Creative Writing Handbook

Creative Writing Handbook-22
•explains the basics of how to write a novel, script or poetry (Part 2).•explores how to deal with the practicalities and problems of becoming a writer (Part 3).

•explains the basics of how to write a novel, script or poetry (Part 2).

Conversely, if you have no interest in cultural, academic or theoretical contexts you will quickly see that you should avoid Section One, and if you have no interest in knowing how to get your writing out into the ‘real’ world and make a splash as a writer, you will turn a blind eye to Section Three (although I gather that this rather unlikely).

But if you were, indeed, to be the ‘ideal reader’ and read the book from one end to the other, you might make a number of surprising connections.

apply relevant language skills to produce and realise story, narrative and other literary and textual forms in a range of text-based media (K, T, P, I, C) 6.
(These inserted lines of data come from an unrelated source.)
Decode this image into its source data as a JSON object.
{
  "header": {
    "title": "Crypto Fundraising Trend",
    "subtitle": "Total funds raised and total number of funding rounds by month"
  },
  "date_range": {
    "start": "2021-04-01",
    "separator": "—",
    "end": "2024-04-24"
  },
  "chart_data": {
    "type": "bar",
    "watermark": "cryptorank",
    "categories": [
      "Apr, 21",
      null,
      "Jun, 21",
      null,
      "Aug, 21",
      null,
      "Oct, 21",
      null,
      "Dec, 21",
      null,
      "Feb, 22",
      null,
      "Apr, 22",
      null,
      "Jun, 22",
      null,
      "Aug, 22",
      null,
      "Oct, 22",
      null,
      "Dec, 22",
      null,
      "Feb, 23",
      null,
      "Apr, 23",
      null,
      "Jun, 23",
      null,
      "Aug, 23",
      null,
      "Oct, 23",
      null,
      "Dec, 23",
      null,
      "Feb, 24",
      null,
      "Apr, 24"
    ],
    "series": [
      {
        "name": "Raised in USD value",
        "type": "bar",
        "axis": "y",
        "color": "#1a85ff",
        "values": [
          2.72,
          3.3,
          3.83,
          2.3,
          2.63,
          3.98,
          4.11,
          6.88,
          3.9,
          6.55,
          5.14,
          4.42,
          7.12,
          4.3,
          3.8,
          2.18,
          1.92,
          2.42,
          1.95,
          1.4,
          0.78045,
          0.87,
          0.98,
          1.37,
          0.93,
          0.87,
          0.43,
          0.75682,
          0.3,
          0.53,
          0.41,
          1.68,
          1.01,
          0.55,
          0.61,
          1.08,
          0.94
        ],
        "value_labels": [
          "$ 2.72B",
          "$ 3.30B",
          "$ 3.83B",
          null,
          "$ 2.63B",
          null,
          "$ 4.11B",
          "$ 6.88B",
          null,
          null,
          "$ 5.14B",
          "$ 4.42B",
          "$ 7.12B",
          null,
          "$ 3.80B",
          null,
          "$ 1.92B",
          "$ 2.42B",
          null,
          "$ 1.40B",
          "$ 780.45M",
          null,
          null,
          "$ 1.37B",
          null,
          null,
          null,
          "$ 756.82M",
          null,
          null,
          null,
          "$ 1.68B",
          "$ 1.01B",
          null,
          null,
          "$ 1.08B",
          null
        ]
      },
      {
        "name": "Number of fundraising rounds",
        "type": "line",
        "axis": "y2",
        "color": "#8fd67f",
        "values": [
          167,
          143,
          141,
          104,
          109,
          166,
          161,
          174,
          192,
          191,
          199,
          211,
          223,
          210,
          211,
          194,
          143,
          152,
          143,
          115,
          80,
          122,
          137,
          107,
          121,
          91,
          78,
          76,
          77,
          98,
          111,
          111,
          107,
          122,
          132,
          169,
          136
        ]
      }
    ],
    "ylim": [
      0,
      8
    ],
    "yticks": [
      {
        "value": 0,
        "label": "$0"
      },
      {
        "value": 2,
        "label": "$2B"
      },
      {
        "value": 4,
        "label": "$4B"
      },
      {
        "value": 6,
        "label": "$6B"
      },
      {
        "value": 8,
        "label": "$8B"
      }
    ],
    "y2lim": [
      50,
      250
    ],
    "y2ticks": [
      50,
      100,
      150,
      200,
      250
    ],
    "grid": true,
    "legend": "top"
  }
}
demonstrate the capacity to think creatively, critically, and reflectively to research, develop and evaluate ideas, concepts, problems and processes (K, T, P, I, C) 7.

writing for teenagers; writing humorous fiction; finding a film agent Steven Earnshaw As a handbook this guide is intended not just to help and inform, but also to provoke and inspire.

The contributors are professionals within their fields of expertise and apart from being asked to cover the necessary topic have been free to deal with their subject how they see fit – there has been no attempt to produce regulation and uniform chapters.For instance, Brian Kiteley’s ‘Reading and Writing Historical Fiction’ and David Rain’s ‘Literary Genres’ include digressions into different aspects of the history of the novel, and might be read in conjunction with Jane Rogers’s ‘Introduction to the Novel’. Aaron Kunin’s ‘New Poetries’ is packed full of references to experiments with writing and concepts and takes the reader well beyond the realms of poetry. As well as the main creative writing activities, chapters cover other practices, from translation to starting a small magazine and from memoir writing to writing for children.Contributors are all experts in their fields: poets, novelists, dramatists, agents, publishers, editors, tutors, critics and academics.The learning activities and assessment tasks focus on the practice and development of writing skills and knowledge of genres, technologies and industry practices.Students graduate with a broad portfolio of written creative works completed.The book is aimed primarily at the student embarking on a creative writing programme in Higher Education, with many of the writers here also teaching on creative writing MAs or MFAs, and to that end many of the chapters reflect the different teaching styles on offer. The aim throughout has been to have within the pages of a single book all that you might need as a writer or tutor to further your writing and teaching, and to further your writing career.It explores a number of different contexts within which the student-writer and teacher of creative writing work: literary tradition and genre, the postgraduate degree, the academy, literary culture, literary theory, the world of publishing and production, the world of being a writer and writing.research, produce and write creative works in a range of genres for text based media publication or production (K, T, P, I, C) 10.apply cultural, social, or global perspectives to writing within the creative arts discipline. develop a capacity for a skilled practice through drafting, revising, reflection and rewriting of written creative works (K, P, I, C, J).